In a time when public discourse is generally at an objectively low standard, we’ve had several recent reminders of the power of words.
Vaclav Havel was one of the handful of world leaders who undermined the theoretical basis for communism, helping prompt the peaceful dissolution of the Soviet Union’s empire in the historic year, 1989.
Havel was a playwright who fostered the spiritual climate that emboldened his people to recognize the reality of what was before them. In turn, he encouraged them to find the power that could come from their acting as one.
As we have been reminded in the aftermath of his death, Havel was more than merely a politician who used words skilfully. Instead, he was a man of words who for whom political action was yet another tool for change.
The death of the journalist Christopher Hitchens has prompted an outsized outpouring. Can one recall a comparable reaction to the loss of another journalist in recent times?
Hitchens is rightly recalled as one of the best–perhaps the best–essayist of his time. Sometimes understandably lost amid reaction to his contrarian provocations, he had also thought deeply about the role of writers in culture and politics. One of his lesser known books is instructive: Unacknowledged Legislation: Writes in the Public Square.
Hitchens’ title is derived from Percy Bysshe Shelley:
Poets are the hierophants of an unapprehended inspiration; the mirrors of the gigantic shadows which futurity casts upon the present; the words which express what they understand not; the trumpets which sing to battle, and feel not what they inspire; the influence which is moved not, but moves. Poets are the unacknowledged legislators of the world.
The profound influence of one bookish public servant has long been recognized; now it is brilliantly explained. John Lewis Gaddis has produced a memorable new book on the extraordinary career and contributions of George Kennan.
George F. Kennan: An American Life explores how Kennan provided the intellectual framework within which the United States debated and implemented its Cold War strategy. That strategy, known as “containment,” would have America regard the Soviet Union more as an adversary in a competition than an enemy in a war. Kennan’s approach was predicated on his informed sense that the most effective, as well as most moral, approach would be to isolate the Soviet Union until such time as its internal contradictions might bring it down.
Gaddis asks and answers an important question:
Might someone else have proposed the path, had Kennan not done so? Probably, in due course, but it’s hard to think of anyone else at the time who could have charted it with greater authority, with such eloquence, or within so grand a strategic framework.
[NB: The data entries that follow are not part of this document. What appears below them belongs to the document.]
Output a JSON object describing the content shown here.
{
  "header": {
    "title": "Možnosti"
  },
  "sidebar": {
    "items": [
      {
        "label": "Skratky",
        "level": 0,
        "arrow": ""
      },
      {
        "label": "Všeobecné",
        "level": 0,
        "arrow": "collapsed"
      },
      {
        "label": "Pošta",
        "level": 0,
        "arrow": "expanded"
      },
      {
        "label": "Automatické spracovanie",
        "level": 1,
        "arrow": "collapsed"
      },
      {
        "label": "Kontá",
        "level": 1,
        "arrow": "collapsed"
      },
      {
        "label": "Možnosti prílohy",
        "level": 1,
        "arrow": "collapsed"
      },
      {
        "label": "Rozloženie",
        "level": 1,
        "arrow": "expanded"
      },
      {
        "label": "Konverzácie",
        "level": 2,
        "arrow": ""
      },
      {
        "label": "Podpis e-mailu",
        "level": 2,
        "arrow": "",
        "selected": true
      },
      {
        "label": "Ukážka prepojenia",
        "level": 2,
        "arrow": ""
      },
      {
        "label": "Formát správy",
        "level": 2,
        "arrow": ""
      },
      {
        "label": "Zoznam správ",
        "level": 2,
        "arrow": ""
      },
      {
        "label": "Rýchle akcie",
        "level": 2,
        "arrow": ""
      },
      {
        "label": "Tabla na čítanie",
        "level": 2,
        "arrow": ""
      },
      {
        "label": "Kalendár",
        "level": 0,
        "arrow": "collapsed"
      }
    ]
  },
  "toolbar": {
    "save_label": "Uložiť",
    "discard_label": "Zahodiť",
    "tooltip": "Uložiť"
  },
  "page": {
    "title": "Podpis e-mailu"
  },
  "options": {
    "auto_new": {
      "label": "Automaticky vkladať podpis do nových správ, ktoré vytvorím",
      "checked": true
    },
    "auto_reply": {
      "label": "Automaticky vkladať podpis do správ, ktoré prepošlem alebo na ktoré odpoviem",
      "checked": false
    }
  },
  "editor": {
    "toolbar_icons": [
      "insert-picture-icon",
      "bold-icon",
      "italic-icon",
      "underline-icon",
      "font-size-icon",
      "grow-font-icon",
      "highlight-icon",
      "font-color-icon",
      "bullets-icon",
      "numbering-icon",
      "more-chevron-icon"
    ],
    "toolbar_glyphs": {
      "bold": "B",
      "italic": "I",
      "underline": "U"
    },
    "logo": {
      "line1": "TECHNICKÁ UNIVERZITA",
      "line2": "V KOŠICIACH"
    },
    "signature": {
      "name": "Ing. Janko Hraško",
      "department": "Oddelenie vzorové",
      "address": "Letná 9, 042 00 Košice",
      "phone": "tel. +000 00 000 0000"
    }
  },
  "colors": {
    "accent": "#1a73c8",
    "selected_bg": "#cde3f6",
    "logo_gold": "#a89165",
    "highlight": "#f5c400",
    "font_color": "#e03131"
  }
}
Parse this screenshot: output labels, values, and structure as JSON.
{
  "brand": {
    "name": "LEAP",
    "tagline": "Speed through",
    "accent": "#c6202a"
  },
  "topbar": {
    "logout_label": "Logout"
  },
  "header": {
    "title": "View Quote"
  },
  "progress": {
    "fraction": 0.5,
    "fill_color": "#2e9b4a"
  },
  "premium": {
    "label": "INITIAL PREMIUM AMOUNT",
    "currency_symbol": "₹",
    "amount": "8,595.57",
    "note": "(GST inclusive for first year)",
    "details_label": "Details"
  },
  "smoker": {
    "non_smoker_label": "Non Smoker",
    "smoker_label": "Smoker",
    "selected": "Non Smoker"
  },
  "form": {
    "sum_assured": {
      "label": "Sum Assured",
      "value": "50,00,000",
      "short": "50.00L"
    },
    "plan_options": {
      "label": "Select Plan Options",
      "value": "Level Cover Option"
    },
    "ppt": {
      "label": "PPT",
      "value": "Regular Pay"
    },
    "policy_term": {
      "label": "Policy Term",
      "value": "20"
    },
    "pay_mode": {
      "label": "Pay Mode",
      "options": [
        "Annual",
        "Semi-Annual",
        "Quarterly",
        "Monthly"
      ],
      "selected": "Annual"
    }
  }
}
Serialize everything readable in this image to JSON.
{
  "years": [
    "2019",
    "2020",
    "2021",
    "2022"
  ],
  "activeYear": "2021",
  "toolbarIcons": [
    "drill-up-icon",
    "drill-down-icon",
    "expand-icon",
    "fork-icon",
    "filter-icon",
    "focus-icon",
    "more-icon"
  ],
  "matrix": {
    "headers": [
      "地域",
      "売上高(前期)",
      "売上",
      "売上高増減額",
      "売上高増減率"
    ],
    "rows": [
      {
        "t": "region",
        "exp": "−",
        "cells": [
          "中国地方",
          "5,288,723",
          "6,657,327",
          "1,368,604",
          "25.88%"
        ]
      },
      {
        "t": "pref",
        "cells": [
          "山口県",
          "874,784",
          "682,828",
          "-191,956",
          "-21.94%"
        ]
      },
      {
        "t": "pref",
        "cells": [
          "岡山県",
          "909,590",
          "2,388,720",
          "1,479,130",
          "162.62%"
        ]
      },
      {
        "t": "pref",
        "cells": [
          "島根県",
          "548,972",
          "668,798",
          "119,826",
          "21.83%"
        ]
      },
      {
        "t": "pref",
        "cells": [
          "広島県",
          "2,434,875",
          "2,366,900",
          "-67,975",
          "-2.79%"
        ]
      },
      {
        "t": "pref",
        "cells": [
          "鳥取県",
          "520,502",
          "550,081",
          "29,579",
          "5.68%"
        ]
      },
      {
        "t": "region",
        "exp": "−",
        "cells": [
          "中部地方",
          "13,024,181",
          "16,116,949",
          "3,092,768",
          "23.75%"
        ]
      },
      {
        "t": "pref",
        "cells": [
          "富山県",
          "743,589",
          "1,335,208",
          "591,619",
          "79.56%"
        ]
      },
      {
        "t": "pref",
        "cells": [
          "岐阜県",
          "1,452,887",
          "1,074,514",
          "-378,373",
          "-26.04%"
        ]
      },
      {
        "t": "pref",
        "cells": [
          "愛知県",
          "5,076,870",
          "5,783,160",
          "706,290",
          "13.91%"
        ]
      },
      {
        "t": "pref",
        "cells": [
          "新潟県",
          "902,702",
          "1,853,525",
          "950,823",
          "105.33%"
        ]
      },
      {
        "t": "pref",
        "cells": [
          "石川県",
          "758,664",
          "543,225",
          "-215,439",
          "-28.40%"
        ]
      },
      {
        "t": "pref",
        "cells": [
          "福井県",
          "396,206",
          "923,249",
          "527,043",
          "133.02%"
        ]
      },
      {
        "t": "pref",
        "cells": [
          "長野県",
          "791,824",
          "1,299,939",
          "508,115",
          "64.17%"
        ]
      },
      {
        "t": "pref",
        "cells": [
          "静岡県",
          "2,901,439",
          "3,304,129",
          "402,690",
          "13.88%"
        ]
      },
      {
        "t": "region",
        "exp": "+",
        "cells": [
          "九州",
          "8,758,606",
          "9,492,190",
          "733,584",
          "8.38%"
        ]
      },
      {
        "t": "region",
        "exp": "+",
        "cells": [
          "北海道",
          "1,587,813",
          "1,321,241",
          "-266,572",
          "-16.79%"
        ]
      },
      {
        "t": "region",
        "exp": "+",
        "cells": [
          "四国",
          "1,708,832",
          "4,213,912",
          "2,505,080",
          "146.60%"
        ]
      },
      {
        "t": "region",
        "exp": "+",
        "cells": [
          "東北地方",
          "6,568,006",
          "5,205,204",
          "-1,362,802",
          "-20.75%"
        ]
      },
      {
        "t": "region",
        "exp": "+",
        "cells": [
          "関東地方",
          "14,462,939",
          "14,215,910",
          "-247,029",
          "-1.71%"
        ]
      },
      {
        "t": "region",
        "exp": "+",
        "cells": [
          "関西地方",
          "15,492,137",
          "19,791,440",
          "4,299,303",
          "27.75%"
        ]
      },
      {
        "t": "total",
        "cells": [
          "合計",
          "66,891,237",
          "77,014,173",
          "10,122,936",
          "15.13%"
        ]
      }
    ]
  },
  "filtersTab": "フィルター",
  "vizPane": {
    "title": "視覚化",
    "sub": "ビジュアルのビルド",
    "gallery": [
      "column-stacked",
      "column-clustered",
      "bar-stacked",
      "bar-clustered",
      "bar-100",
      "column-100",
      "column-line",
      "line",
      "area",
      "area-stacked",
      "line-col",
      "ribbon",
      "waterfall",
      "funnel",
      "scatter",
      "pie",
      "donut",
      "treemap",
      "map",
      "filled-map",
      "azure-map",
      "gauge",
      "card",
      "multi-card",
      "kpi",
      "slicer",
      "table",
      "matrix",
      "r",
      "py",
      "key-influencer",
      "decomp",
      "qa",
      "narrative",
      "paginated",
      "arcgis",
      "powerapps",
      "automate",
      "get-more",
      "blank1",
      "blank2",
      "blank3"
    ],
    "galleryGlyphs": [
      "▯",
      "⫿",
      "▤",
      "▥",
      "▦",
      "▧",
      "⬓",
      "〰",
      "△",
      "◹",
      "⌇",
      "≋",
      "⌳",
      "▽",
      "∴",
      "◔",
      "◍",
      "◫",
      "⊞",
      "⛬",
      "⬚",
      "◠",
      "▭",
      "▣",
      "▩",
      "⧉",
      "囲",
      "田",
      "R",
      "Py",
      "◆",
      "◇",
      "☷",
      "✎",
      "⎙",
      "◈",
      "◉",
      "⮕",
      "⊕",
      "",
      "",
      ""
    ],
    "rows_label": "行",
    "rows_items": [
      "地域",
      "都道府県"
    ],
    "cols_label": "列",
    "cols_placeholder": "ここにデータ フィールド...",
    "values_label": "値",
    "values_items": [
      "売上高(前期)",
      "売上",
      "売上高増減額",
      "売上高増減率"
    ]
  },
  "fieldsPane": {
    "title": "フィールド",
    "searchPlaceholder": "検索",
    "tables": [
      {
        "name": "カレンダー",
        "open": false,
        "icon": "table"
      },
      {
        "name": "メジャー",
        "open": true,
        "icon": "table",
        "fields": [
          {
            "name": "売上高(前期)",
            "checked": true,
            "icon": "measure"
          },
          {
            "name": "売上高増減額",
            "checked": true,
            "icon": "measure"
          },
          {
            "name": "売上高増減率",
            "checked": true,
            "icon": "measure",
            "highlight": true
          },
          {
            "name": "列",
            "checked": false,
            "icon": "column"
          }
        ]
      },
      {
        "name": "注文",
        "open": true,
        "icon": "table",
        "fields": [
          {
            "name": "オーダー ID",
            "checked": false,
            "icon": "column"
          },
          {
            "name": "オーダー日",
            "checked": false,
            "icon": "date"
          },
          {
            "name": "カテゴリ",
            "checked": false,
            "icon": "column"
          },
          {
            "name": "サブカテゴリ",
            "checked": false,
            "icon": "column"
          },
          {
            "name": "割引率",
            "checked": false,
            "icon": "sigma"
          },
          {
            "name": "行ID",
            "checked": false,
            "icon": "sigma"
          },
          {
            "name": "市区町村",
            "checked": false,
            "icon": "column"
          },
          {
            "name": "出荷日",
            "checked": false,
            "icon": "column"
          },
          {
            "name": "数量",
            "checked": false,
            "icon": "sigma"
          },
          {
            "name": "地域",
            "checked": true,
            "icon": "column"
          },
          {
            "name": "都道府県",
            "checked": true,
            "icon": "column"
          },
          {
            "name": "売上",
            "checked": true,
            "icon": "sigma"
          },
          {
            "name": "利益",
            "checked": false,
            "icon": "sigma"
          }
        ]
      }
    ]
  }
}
Gaddis identifies Kennan’s writing skill as a keystone of his enduring legacy.
Not the least of the reasons Kennan succeeded as a strategist and a historian is that he used words well. There was passion, luminosity, vigor, and originality in almost all of his prose, so much so that its vividness at times obscured the meanings he meant for it to convey. Had it not been for that–had Kennan written as most other Foreign Service officers did–the world might never have heard of him, and his readers would not have retained the phrases, sentences, and sometimes whole paragraphs he so indelibly imprinted upon them.
Gaddis concludes that Kennan is, ultimately, best understood as a teacher.
Might that be said of each of these magnificent communicators?